Every therapist will approach burnout through their own training lens. For example, CBT therapists will focus on identifying and reframing cognitive distortions that add to your burnout, trauma therapists will process past experiences contributing to your burnout, and psychodynamic therapists will explore unconscious patterns contributing to your burnout.
Those approaches can all be incredibly helpful, but if they have fallen short for you, it might be because they often miss the systemic workplace dynamics that make healing burnout patterns more complex.
I bring both clinical training and workplace expertise, which means I can help you distinguish between what’s a reasonable response to an unreasonable situation and what’s an internal pattern that would exhaust you anywhere.
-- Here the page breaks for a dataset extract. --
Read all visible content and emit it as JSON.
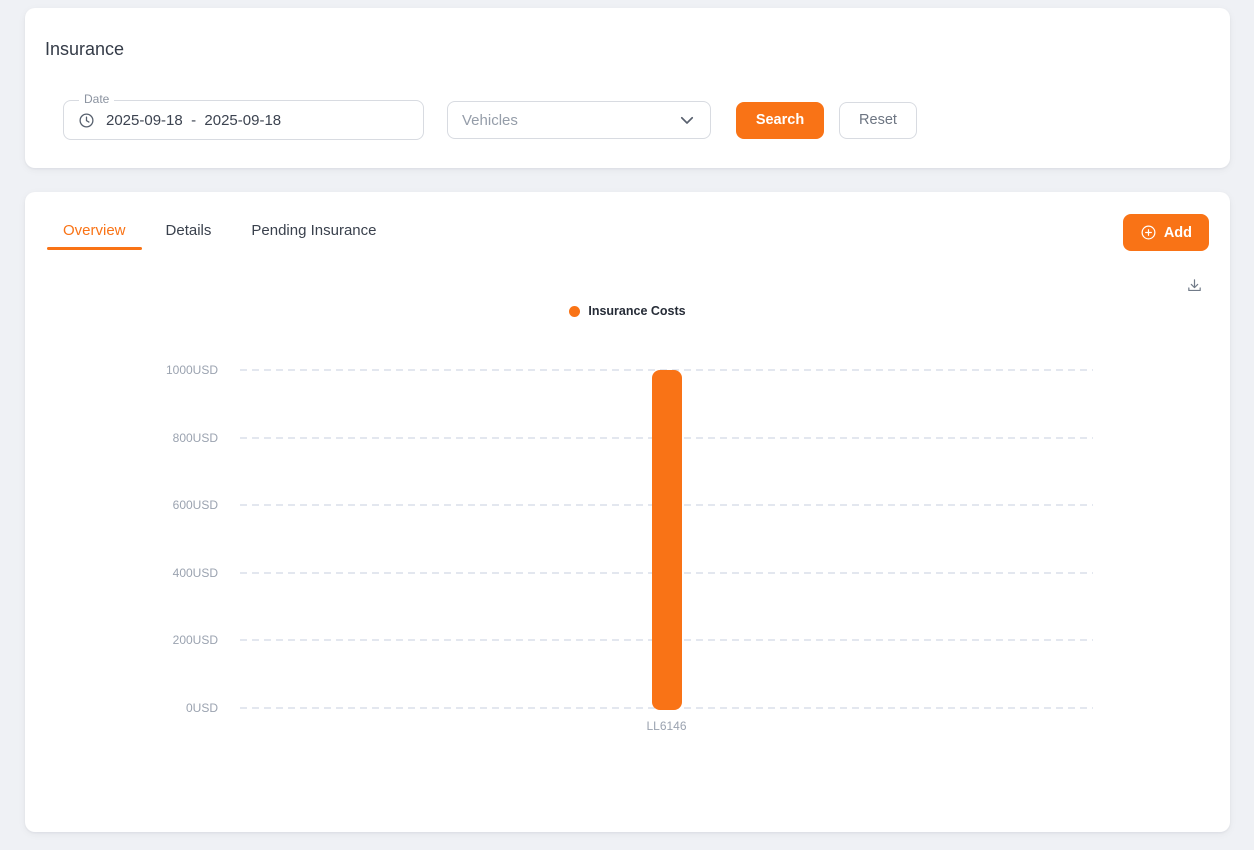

I don’t assume the problem is exclusively internal or exclusively environmental. We look at how your nervous system patterns interact with actual workplace dynamics (authority structures, organizational incentives, risk distribution) to figure out what needs to change for you to have a better long-term experience at work.
My goal isn’t just to help you cope better. It’s to identify whether you need environmental change, internal work, or both, and to comprehensively address the patterns perpetuating your exhaustion.
What if I’m a therapist or healthcare provider experiencing burnout?
You are not alone. Many of the people who find me are clinicians or healthcare providers whose training did not adequately prepare them for a career of chronic overwork, emotional labor, and vicarious trauma exposure.
If you would like to work with me, we will look at both the internal pressures you put on yourself and the external structures and circumstances driving your burnout. Then we will focus on helping you recover in a way that honors your humanity, your financial needs, and your professional responsibilities.